If you’re wondering if you can claim life insurance premiums as a business expense, the answer (like many tax questions) is, “It depends.”
Whether you can claim the expense is dependent on who benefits from the policy, and even in cases where you can claim life insurance as a business expense, you may not want to.
If you, as a business owner, are the direct or indirect beneficiary of the life insurance policy, you can’t deduct your life insurance as a business expense. If you’re self-employed and would like to deduct your life insurance premiums as a business expense, it’s not possible, as the IRS prohibits that practice.
Claiming life insurance as a business expense
There are some cases where a business can claim life insurance premiums as an expense. However, depending on the intent of the policy, you may not want to claim the expense.
If the life insurance premiums were claimed as a business expense, the proceeds of the policy become taxable to the beneficiary. By taking the deduction on the business tax return, you’ve slashed the policy’s death benefit by as much as 40 percent. Taking the expense on your business taxes creates an instant tax liability for the beneficiary, possibly preventing the policy from serving its intended purpose.
It’s likely that the person who is insured by the policy thinks he is insured for the face value — and he is, but the beneficiary will have to pay the IRS as well as any applicable state taxes.
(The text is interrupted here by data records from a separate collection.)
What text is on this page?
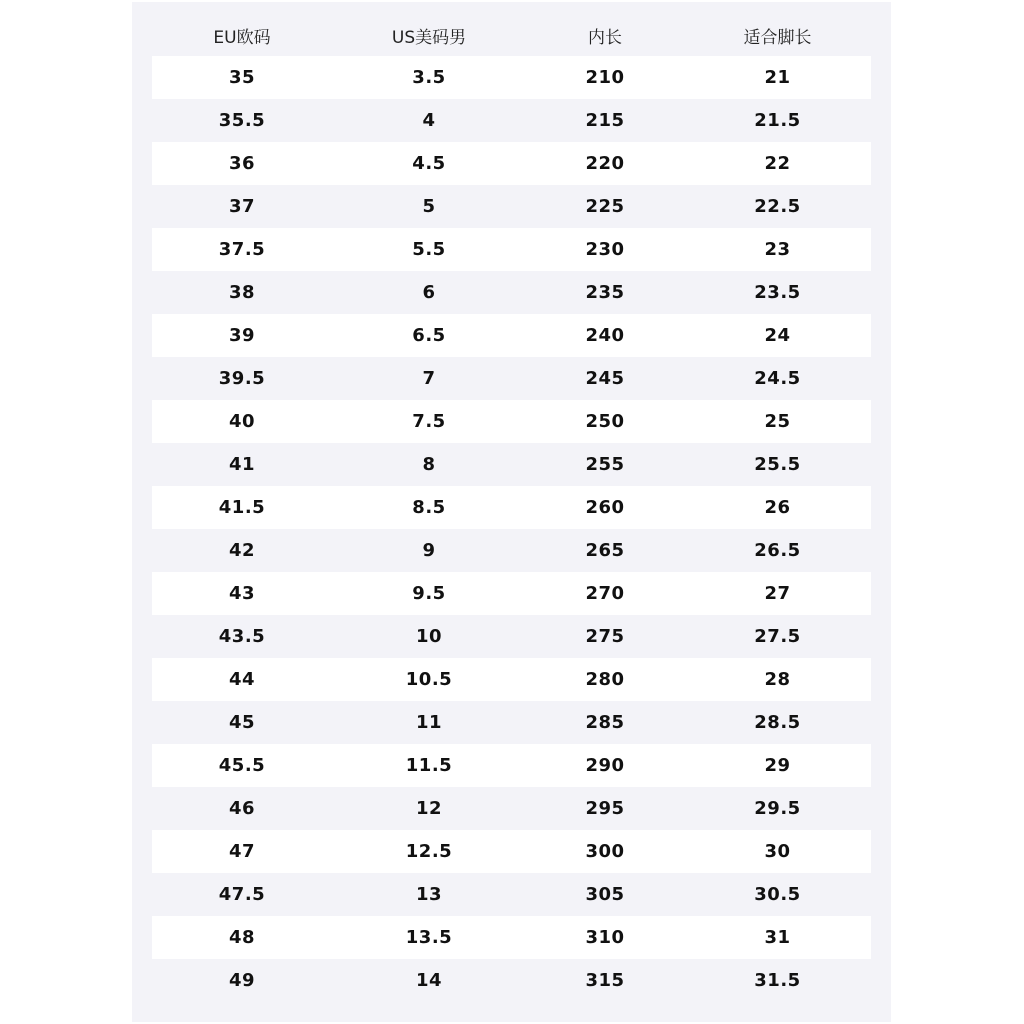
EU欧码	US美码男	内长	适合脚长
35	3.5	210	21
35.5	4	215	21.5
36	4.5	220	22
37	5	225	22.5
37.5	5.5	230	23
38	6	235	23.5
39	6.5	240	24
39.5	7	245	24.5
40	7.5	250	25
41	8	255	25.5
41.5	8.5	260	26
42	9	265	26.5
43	9.5	270	27
43.5	10	275	27.5
44	10.5	280	28
45	11	285	28.5
45.5	11.5	290	29
46	12	295	29.5
47	12.5	300	30
47.5	13	305	30.5
48	13.5	310	31
49	14	315	31.5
This perception that the life insurance policy will provide the full face value (tax-free) becomes relevant when you consider that more people are insured by group life insurance policies through an employer than by individually-owned life insurance policies. For a seemingly growing number of households and individuals, the group life policy they have through their employer is the only life insurance coverage they have at all.
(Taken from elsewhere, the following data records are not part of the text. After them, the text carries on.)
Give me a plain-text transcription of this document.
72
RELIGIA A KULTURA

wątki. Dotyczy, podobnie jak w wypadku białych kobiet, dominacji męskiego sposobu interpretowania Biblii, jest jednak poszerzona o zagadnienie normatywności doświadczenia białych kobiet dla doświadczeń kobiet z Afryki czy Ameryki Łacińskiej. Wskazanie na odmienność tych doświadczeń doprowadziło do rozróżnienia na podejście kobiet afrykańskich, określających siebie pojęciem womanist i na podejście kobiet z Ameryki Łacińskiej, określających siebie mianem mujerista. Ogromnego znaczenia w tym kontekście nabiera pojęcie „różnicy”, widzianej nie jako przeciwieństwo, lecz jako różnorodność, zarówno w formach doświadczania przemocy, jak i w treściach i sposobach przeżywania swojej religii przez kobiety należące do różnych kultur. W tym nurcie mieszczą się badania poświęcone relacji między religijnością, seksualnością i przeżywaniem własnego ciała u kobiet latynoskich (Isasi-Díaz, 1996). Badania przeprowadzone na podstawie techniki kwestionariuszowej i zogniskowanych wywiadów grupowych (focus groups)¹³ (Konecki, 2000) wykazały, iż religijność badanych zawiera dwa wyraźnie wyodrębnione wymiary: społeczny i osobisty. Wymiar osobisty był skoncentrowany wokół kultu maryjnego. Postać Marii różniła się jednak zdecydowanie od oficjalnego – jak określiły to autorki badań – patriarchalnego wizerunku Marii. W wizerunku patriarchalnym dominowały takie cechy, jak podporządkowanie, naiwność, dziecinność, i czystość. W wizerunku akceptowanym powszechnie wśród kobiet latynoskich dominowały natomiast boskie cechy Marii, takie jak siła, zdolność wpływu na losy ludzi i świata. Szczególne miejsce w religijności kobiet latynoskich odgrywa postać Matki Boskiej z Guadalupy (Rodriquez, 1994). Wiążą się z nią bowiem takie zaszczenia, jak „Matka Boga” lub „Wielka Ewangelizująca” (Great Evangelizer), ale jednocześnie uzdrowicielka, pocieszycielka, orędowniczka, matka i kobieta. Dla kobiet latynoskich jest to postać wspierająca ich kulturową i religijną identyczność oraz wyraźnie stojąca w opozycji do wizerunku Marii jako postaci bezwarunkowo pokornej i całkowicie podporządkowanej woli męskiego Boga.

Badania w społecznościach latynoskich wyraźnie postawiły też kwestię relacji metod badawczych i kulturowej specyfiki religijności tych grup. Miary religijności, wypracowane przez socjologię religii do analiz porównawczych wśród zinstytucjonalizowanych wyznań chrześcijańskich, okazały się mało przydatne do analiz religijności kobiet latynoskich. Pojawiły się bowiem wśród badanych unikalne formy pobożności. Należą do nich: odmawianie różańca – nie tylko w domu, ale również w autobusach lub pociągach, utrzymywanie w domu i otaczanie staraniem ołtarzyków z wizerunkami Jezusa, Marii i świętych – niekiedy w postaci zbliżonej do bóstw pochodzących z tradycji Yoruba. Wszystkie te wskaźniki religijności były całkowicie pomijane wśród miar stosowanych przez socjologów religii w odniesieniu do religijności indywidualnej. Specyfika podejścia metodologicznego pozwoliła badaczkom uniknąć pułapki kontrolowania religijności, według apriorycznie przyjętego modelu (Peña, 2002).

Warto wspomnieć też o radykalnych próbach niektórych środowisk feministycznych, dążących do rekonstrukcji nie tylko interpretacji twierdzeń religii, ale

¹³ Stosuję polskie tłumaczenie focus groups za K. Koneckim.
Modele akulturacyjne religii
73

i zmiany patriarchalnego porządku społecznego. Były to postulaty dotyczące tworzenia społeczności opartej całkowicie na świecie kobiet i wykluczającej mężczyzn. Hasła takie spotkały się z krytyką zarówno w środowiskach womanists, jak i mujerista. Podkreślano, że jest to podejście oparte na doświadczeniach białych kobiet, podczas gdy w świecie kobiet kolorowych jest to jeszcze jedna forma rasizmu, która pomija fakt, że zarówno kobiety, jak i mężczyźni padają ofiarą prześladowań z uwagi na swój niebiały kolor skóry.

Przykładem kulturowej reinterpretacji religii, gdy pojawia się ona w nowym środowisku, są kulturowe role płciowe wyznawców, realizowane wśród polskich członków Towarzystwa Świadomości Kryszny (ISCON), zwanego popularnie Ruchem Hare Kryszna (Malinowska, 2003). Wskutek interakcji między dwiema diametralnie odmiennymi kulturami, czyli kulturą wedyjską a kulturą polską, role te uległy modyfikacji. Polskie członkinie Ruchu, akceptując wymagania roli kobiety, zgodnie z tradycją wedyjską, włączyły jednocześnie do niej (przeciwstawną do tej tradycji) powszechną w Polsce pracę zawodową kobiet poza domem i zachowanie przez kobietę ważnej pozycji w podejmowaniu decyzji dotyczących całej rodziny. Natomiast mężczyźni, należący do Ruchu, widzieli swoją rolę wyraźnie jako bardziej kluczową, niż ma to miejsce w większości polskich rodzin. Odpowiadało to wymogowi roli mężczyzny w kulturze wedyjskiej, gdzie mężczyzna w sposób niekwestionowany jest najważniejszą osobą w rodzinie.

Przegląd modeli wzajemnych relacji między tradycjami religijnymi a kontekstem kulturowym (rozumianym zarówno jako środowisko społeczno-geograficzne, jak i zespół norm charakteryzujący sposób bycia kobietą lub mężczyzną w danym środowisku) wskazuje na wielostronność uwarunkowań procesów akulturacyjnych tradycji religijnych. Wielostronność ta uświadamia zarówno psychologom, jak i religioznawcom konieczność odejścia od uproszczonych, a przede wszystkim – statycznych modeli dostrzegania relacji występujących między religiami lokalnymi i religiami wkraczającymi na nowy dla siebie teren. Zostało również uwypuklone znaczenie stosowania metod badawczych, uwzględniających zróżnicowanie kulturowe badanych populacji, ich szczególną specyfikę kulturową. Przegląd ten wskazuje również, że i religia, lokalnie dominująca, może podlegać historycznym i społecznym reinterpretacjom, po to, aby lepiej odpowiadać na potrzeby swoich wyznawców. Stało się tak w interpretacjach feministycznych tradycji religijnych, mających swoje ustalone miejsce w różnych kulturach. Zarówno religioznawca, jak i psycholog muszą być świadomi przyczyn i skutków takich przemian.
When can I claim life insurance premiums as an expense?
Small businesses and corporations can claim life insurance as a business expense and often do. Life insurance is frequently provided as an employee benefit, along with health insurance. In this case, it’s common for businesses to deduct the cost of premiums along with any other employee expenses.
Common types of life insurance by businesses
Group life insurance
Employers often offer group health insurance, the premiums for which can be deducted as a business expense. A smaller percentage of employers also offer group life insurance policies,and yes, the life insurance premiums can be claimed as a business expense, similar to health insurance. However, according to the IRS, health insurance isn’t considered taxable, even though the business can deduct the expense. Group life insurance premiums, on the other hand, can be deducted as an expense but claiming the expense makes the proceeds of the policy taxable to the beneficiary.
Group life policies can be a great benefit and without any initial cost to the employee, there’s really no reason for an employee not to accept the benefit. It is, however, a benefit that isn’t always well understood, leaving many employees under the impression that they are insured for X amount by the group policy, when the real-world math of their coverage is much less after the tax man takes a bite.
Key man life insurance
Key man life insurance, also called key person life insurance, is a common way for businesses to protect themselves against potential financial loss due to the death of a key employee. With this type of life insurance, the business becomes the beneficiary because the business would suffer a significant financial loss without that key employee.
In a small business, the key person might be an owner or founder but can also be an employee who would be difficult or impossible to replace and whose absence from the business might threaten the business’s survival.
Imagine if you owned a French restaurant and the main draw of your business is one world-renowned chef who creates culinary masterpieces. If that chef unexpectedly dies, the prospects for your restaurant business begin to look grim.
A key man life insurance policy that insures that chef would pay the proceeds of the policy to the business, allowing you to cover expenses while you seek a high-dollar replacement chef, or close down your restaurant venture gracefully, possibly repaying investors and creditors with the proceeds of the key man life insurance policy.
Business income tax rules regarding business expense deductions for key man insurance become particularly murky. The consensus, or as close as the accounting community has come to reaching a consensus on this topic, is that you can’t claim the policy premiums if the business is the beneficiary of the policy.
Rules regarding life insurance as a business expense vary depending upon the business structure and the beneficiary of the policy. Lots of business owners get themselves into hot water — or at least lukewarm water — with the IRS for taking improper deductions. After the business taxes are paid, it’s business as usual and any available cash is used to fund the business, as usual.
If you’re self-employed or a business owner who would benefit directly or indirectly from the life insurance policy, unfortunately the IRS says you can’t claim life insurance as a business expense. In other cases, you might be able to claim life insurance as an expense, particularly in the case of group life insurance provided as a employee benefit.
When in doubt, don’t guess on this one. Ask your accountant.